Named after Apple's ubiquitous IPod music player, these downloadable audio broadcasts have been gaining in popularity among the general public. Though figures are difficult to come by, a Pew survey released last April estimated that six million people have listened to podcasts. And like many other Internet prodigies of the past, podcasting even has its own B-list celebrity spokesperson.

Adam Curry, one of the founders of Podshow, has not only been instrumental in popularizing the podcast – he's known by some as the “Podfather” – but more than 20 years ago, he helped introduce the world to another new audio format: the music video. As a video jockey (or VJ) with long, flaxen hair in the early days of MTV, Curry bantered with musicians such as Boy George and introduced videos by the likes of Michael Jackson. Today, Curry hosts his own four-hour, weekday podcast on Sirius satellite radio.

Though podcasts can range from homegrown DJs spinning their very own music mixes to ministers preaching the scripture (so-called “Godcasts”) to an unclassifiable show such as the Daily Download, where the host takes calls while going to the bathroom, they are rapidly becoming, in essence, the audio equivalent of blogs – a democratic, if sometimes self-obsessive, online format for those disenfranchised by traditional media outlets.

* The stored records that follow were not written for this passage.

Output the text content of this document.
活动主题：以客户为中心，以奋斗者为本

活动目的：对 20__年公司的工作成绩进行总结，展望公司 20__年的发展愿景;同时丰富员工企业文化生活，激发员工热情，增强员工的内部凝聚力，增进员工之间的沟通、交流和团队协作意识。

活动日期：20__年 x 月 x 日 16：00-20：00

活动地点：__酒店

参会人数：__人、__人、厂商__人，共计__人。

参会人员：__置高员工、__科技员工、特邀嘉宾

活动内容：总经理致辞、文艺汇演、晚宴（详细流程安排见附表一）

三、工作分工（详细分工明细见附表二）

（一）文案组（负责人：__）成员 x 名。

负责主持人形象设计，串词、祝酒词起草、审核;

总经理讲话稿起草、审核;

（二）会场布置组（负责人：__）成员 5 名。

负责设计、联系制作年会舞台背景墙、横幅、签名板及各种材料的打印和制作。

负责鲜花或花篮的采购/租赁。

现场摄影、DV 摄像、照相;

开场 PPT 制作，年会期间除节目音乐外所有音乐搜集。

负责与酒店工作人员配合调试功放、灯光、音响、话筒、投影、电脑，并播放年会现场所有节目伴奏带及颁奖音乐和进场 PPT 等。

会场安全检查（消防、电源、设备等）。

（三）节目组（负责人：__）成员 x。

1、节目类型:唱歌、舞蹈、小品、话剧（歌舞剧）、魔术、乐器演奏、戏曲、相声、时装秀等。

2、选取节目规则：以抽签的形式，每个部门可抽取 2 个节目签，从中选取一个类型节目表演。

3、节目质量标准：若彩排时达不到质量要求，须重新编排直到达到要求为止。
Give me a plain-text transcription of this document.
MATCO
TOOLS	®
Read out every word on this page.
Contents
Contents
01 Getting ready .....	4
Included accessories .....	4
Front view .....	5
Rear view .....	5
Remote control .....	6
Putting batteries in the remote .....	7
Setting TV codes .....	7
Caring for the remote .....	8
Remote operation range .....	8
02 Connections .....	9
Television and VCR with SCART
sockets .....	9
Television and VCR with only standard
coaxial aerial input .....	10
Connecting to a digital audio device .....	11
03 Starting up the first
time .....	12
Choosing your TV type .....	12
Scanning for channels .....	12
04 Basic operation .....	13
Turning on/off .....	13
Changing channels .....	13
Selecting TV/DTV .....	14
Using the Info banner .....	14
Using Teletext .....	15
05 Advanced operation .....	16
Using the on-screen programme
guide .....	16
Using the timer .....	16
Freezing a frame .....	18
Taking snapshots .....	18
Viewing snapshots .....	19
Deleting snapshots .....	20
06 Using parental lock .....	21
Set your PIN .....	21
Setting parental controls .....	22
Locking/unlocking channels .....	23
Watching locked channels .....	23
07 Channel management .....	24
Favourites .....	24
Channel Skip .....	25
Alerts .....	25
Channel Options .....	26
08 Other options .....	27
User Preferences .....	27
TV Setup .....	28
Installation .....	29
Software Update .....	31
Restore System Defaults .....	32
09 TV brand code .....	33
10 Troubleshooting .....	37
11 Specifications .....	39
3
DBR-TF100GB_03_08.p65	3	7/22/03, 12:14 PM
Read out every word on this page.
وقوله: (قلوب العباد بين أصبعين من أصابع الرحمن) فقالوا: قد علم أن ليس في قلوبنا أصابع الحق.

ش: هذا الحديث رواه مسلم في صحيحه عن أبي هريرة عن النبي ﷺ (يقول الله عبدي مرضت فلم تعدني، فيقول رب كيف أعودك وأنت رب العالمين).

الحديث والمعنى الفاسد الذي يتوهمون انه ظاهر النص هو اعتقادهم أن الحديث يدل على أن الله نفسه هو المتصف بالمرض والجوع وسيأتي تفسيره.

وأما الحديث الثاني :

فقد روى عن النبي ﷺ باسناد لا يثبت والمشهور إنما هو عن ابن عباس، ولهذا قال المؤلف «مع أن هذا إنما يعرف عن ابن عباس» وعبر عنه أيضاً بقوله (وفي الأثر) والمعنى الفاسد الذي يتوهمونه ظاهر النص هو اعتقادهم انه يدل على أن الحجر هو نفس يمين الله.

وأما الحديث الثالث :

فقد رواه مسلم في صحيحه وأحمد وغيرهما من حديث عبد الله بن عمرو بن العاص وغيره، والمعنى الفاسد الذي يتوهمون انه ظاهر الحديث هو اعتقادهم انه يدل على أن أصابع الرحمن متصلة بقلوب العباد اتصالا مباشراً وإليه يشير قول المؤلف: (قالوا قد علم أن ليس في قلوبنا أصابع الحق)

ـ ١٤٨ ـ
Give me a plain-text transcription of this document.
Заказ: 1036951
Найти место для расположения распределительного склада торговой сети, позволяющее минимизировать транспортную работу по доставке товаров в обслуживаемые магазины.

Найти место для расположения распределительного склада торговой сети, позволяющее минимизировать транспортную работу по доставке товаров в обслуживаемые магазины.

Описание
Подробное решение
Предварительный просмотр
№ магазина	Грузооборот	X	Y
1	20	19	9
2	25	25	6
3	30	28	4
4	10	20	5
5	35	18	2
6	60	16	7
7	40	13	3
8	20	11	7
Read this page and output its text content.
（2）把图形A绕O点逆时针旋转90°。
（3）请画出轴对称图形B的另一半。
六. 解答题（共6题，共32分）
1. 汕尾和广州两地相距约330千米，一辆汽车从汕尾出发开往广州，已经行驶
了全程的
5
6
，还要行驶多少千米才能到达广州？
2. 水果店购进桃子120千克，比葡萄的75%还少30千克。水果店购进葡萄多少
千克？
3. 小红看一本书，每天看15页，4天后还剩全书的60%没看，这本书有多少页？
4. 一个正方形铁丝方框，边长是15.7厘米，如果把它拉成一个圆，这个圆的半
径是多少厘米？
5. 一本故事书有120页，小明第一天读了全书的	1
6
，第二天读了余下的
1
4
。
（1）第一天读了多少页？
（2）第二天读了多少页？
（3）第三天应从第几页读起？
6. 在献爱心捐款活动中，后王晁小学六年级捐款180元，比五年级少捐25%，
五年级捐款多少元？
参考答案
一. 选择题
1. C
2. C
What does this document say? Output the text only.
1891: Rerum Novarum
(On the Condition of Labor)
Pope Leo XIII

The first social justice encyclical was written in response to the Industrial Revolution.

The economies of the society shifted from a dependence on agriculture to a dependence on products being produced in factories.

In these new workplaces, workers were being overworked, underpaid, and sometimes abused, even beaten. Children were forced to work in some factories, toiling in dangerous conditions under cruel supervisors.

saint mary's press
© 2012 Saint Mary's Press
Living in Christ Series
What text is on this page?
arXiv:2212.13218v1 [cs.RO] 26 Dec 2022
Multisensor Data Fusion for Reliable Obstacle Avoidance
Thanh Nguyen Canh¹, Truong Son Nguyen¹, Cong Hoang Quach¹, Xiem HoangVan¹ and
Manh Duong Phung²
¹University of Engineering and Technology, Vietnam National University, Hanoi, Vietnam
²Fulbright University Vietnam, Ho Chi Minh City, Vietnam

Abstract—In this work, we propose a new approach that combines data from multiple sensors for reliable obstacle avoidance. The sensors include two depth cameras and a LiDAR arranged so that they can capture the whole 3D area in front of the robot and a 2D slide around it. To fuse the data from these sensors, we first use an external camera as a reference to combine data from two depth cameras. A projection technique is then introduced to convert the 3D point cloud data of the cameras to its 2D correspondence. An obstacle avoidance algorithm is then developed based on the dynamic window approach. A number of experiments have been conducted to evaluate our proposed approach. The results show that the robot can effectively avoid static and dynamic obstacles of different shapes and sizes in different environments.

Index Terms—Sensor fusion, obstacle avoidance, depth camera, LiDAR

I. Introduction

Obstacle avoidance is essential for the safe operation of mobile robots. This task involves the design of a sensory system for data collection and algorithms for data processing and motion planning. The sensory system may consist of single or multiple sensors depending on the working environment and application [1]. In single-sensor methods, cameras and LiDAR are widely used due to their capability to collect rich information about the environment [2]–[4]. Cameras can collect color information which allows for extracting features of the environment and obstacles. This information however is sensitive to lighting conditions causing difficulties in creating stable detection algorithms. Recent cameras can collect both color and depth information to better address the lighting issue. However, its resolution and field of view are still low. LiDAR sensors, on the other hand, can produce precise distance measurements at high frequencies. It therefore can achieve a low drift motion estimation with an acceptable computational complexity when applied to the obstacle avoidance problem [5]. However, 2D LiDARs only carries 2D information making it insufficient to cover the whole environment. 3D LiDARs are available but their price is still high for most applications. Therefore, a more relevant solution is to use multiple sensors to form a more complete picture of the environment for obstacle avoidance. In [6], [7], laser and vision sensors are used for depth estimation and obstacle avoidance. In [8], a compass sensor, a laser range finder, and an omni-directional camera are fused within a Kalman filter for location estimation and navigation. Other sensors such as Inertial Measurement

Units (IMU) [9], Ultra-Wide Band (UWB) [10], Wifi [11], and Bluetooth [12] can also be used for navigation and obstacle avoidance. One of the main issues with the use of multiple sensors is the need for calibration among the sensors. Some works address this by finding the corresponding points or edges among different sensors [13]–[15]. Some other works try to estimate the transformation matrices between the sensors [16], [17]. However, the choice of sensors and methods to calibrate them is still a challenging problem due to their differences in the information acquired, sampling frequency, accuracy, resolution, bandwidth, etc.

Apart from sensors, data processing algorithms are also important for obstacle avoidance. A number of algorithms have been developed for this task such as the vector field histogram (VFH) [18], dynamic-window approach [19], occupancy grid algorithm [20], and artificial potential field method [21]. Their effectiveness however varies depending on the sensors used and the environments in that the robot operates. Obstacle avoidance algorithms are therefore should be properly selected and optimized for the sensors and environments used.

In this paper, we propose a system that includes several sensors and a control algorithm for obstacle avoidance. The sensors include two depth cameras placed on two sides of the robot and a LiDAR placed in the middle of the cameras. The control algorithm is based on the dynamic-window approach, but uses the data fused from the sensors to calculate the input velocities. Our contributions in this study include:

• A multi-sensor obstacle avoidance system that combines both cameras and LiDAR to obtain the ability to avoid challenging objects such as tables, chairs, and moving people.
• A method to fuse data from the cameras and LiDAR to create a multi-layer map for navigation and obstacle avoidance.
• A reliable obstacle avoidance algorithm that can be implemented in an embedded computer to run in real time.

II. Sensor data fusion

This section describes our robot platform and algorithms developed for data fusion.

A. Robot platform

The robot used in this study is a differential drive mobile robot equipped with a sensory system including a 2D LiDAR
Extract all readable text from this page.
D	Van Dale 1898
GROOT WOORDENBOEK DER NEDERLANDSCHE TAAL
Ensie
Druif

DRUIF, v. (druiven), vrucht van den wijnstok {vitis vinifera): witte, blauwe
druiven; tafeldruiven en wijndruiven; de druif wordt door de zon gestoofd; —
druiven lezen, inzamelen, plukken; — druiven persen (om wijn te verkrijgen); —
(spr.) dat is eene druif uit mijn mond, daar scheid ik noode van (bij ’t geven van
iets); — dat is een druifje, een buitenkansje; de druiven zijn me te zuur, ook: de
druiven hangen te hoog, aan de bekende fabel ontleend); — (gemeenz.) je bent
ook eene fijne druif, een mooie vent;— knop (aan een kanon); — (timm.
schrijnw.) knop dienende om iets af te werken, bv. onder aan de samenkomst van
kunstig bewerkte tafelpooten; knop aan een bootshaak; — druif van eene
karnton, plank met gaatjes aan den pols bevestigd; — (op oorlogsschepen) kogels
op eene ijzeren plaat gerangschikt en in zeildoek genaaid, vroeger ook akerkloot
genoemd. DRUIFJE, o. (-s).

Perhaps it's not a coincidence then that Odeo, a beta site which seeks to provide an online directory of podcasts as well as a link between advertisers and podcasters, recently received funding from VC firms Charles River Ventures and Amicus Ventures. Odeo was started by Evan Williams, the founder of Blogger, a web log-hosting site credited with helping to launch the blogging craze that was recently purchased by Google.